Biofilm Streptococcus mutans merupakan salah satu faktor utama dalam terjadinya karies gigi. Upaya pengendalian biofilm sangat penting dalam pencegahan penyakit gigi dan mulut. Penggunaan bahan alami sebagai agen antibiofilm telah menjadi fokus dalam bidang kedokteran gigi preventif, termasuk kombinasi antara ekstrak kulit pisang (Musa paradisiaca) dan kitosan. Penelitian ini bertujuan untuk mengkaji efektivitas kombinasi kedua bahan tersebut dalam menghambat pembentukan biofilm S. mutans.

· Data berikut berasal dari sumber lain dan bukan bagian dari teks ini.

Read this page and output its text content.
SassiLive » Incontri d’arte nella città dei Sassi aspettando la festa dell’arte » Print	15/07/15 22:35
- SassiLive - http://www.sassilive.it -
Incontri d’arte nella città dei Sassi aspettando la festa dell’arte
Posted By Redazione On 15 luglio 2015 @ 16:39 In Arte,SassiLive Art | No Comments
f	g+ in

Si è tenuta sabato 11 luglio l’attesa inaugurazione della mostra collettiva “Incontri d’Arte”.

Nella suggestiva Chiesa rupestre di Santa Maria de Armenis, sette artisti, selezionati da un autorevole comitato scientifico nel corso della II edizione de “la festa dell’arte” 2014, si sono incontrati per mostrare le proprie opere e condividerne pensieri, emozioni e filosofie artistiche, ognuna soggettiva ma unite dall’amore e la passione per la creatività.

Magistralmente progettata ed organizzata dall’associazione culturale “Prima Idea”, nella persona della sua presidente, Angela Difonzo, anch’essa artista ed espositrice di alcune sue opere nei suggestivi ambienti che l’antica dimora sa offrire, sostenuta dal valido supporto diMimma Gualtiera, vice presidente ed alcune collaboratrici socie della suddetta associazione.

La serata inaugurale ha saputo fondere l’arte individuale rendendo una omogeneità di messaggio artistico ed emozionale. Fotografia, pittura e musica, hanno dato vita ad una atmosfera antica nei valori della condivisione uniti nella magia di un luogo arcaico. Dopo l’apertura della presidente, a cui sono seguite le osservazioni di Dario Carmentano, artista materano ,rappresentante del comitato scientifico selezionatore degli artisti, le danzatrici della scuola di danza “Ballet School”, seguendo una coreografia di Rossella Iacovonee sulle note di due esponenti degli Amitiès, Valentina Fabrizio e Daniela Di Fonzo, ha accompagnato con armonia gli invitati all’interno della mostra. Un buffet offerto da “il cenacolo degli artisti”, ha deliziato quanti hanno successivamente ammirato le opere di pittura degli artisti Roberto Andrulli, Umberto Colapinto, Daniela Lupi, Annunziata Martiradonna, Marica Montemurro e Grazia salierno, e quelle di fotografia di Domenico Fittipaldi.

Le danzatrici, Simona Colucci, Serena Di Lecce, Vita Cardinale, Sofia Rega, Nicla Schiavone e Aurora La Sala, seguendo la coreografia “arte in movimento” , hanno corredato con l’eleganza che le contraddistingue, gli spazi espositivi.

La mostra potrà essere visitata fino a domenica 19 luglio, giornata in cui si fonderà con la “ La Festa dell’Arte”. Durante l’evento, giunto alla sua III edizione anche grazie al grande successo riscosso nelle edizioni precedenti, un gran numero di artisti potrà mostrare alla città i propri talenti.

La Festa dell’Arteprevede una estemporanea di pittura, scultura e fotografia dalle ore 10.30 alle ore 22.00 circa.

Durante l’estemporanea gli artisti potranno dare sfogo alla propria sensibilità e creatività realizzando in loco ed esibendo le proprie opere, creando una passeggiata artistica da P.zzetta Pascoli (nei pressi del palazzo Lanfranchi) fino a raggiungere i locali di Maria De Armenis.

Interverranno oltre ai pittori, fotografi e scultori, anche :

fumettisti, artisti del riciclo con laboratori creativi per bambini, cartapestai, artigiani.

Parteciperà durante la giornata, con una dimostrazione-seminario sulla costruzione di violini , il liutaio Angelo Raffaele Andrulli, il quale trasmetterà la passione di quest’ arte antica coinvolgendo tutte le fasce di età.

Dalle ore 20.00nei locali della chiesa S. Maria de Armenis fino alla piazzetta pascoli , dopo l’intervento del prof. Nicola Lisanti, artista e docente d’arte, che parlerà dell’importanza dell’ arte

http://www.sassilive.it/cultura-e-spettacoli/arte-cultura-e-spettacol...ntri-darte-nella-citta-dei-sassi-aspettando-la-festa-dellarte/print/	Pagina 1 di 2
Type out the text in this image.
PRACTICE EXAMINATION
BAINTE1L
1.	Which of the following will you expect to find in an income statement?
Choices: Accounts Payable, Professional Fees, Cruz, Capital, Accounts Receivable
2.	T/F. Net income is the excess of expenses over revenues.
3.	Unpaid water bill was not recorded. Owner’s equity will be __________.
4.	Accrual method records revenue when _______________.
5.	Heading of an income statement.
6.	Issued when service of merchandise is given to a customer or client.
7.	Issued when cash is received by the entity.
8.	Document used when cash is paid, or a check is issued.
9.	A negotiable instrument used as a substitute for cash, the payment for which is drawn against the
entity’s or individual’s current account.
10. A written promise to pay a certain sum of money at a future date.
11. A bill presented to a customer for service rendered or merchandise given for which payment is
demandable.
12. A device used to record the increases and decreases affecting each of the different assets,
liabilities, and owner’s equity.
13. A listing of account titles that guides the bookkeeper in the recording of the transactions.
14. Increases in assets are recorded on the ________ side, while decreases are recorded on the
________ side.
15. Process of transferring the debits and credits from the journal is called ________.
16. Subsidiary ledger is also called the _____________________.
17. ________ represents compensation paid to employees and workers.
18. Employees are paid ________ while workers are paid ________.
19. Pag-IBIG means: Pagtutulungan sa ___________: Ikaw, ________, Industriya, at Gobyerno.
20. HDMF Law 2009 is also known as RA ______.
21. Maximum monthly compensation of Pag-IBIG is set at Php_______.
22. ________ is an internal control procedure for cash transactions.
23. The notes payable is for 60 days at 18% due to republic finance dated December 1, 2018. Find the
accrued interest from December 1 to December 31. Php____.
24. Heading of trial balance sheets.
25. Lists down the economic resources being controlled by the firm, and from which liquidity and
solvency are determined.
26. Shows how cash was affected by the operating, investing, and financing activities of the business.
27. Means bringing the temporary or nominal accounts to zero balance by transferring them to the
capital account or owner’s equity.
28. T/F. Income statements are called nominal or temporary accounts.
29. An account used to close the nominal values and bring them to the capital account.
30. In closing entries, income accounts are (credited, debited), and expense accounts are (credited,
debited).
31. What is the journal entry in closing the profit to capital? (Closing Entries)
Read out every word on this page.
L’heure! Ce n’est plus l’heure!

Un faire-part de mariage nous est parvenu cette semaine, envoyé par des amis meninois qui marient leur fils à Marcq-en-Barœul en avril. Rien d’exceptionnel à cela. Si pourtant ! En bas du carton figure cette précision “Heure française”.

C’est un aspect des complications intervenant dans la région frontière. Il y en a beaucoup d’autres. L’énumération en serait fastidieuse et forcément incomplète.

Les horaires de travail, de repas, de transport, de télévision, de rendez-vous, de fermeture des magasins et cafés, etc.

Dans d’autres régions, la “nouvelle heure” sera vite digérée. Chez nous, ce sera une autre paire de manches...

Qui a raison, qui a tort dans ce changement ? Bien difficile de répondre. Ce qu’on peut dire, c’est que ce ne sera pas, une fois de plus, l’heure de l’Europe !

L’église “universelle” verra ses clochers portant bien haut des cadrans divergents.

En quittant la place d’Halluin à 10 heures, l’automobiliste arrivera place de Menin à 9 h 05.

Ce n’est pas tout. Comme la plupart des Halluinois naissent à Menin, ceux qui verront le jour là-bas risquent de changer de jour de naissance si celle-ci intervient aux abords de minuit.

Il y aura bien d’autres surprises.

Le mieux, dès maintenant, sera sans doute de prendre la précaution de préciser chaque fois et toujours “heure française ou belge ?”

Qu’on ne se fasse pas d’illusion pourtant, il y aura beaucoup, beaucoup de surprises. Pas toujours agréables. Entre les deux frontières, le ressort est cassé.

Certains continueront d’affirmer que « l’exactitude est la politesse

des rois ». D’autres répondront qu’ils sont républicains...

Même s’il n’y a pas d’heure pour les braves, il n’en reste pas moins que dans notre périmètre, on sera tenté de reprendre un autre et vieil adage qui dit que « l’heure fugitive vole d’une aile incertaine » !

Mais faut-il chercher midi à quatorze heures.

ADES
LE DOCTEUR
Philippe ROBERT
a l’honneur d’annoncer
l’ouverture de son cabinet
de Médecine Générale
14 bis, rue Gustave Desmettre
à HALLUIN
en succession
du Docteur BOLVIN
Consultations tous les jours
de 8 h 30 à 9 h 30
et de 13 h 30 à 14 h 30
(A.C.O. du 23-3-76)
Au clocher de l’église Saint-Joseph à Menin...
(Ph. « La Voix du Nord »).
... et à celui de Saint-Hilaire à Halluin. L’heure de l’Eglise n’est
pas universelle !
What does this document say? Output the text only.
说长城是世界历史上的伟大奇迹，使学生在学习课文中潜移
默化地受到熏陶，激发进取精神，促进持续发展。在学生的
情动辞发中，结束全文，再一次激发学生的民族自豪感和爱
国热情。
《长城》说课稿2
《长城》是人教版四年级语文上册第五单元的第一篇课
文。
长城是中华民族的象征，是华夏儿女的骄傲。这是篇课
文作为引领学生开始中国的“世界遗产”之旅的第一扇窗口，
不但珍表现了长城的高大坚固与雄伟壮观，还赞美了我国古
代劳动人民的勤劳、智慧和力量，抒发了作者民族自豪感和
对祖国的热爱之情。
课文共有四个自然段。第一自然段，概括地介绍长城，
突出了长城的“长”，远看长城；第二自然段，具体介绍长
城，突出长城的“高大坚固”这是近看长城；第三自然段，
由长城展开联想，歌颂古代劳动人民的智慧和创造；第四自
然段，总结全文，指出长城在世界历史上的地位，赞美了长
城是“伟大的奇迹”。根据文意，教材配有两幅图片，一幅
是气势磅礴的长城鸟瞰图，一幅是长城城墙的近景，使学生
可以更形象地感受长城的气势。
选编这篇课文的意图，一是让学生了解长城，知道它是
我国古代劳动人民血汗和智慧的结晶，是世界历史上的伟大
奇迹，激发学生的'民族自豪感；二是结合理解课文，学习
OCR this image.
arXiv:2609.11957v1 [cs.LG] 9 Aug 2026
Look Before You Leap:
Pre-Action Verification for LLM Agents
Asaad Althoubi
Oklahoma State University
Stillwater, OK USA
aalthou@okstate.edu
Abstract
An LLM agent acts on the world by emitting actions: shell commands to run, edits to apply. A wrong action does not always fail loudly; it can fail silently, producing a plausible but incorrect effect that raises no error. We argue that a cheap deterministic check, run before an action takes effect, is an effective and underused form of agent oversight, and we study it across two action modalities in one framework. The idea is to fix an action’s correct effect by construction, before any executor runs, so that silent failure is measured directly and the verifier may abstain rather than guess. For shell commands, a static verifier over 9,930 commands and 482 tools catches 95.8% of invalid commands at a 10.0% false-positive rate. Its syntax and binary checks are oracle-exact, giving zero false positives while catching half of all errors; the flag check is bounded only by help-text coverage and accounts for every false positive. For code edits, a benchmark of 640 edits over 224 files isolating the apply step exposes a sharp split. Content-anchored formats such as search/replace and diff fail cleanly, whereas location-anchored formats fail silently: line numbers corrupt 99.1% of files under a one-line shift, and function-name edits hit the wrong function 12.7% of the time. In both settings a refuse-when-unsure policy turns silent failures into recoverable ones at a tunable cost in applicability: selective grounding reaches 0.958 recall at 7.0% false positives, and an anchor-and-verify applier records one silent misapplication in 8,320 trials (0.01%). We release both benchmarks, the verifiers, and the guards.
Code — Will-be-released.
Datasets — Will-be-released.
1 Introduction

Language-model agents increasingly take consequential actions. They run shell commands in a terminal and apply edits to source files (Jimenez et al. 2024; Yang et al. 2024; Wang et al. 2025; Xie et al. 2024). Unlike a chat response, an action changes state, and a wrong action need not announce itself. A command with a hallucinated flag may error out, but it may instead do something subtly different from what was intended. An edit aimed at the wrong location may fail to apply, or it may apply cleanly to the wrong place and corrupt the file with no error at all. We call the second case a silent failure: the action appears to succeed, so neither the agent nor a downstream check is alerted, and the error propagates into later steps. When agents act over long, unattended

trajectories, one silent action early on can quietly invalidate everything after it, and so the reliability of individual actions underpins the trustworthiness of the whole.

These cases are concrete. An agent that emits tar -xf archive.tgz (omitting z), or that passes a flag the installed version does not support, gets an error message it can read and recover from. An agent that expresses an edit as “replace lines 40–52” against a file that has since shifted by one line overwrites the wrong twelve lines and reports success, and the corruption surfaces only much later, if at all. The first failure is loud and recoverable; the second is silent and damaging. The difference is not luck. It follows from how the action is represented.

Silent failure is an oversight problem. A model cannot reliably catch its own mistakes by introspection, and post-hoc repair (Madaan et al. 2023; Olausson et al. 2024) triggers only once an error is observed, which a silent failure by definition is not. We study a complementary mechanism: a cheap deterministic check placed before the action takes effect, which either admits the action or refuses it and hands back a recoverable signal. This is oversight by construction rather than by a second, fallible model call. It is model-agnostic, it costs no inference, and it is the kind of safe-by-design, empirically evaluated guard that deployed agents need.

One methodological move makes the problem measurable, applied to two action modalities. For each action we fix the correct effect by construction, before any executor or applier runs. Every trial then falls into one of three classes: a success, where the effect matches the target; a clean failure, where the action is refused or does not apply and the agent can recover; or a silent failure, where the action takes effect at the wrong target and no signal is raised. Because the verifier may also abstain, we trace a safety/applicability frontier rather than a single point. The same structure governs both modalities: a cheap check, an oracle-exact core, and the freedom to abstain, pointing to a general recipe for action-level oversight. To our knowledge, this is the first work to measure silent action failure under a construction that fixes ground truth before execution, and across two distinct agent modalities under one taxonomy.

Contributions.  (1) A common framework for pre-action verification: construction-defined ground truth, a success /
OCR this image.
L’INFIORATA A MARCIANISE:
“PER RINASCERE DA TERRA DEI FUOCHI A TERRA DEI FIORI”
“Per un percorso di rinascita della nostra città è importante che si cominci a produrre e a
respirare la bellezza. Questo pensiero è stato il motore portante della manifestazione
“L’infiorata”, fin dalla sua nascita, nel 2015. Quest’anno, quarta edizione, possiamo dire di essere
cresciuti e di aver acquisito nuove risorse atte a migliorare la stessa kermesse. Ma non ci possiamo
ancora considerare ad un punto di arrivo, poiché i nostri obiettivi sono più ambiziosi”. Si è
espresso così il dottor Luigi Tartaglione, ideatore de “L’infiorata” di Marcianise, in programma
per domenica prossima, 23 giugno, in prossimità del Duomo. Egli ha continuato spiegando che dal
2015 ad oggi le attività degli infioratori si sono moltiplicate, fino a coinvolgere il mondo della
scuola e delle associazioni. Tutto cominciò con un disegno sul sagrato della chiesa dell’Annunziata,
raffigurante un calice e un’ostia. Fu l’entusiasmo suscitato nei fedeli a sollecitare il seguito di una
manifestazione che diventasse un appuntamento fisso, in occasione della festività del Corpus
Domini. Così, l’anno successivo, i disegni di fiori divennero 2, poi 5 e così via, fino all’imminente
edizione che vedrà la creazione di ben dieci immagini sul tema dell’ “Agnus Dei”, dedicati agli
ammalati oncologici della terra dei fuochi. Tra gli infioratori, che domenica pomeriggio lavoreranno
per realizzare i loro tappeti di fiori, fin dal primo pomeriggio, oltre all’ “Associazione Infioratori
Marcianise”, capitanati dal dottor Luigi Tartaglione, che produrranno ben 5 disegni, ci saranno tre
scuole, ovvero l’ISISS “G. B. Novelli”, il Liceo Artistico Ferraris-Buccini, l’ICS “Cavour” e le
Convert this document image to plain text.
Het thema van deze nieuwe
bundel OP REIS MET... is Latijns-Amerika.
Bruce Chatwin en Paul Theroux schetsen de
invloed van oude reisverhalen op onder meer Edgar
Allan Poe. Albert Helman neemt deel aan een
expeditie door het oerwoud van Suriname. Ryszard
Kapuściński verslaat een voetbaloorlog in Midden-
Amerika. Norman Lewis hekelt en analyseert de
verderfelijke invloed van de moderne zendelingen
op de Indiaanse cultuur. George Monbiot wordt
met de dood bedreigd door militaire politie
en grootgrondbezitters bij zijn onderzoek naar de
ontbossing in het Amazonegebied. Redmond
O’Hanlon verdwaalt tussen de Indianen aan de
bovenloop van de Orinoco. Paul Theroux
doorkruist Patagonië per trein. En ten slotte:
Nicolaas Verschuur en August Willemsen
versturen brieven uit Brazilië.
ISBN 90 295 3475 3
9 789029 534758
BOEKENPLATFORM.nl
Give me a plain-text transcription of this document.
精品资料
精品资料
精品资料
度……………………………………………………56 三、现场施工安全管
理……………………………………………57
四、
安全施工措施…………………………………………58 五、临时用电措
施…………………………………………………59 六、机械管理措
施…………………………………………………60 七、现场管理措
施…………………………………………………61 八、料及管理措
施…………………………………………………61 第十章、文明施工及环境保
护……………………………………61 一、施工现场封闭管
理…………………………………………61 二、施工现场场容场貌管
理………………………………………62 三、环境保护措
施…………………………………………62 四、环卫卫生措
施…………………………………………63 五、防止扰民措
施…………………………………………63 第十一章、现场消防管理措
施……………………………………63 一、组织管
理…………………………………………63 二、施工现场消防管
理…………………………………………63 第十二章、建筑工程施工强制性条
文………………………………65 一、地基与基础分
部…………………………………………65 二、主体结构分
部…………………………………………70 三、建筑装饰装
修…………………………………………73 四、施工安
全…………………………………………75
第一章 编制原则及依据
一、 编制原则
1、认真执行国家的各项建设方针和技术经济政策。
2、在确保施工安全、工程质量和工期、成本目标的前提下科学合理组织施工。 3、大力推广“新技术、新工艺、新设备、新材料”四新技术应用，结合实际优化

Hasil penelitian menunjukkan bahwa kombinasi ekstrak kulit pisang dan kitosan memberikan efek sinergis dalam menurunkan pembentukan biofilm secara signifikan dibandingkan pemberian tunggal masing-masing bahan.

Kata kunci: biofilm, Streptococcus mutans, kulit pisang, kitosan, antibiofilm


1. Pendahuluan

Karies gigi merupakan salah satu masalah kesehatan gigi dan mulut yang paling umum, terutama pada anak-anak dan remaja. Penyebab utama karies adalah aktivitas bakteri Streptococcus mutans dalam membentuk biofilm pada permukaan gigi. Biofilm tersebut memungkinkan bakteri bertahan lebih lama di lingkungan rongga mulut dan lebih resisten terhadap agen antimikroba konvensional.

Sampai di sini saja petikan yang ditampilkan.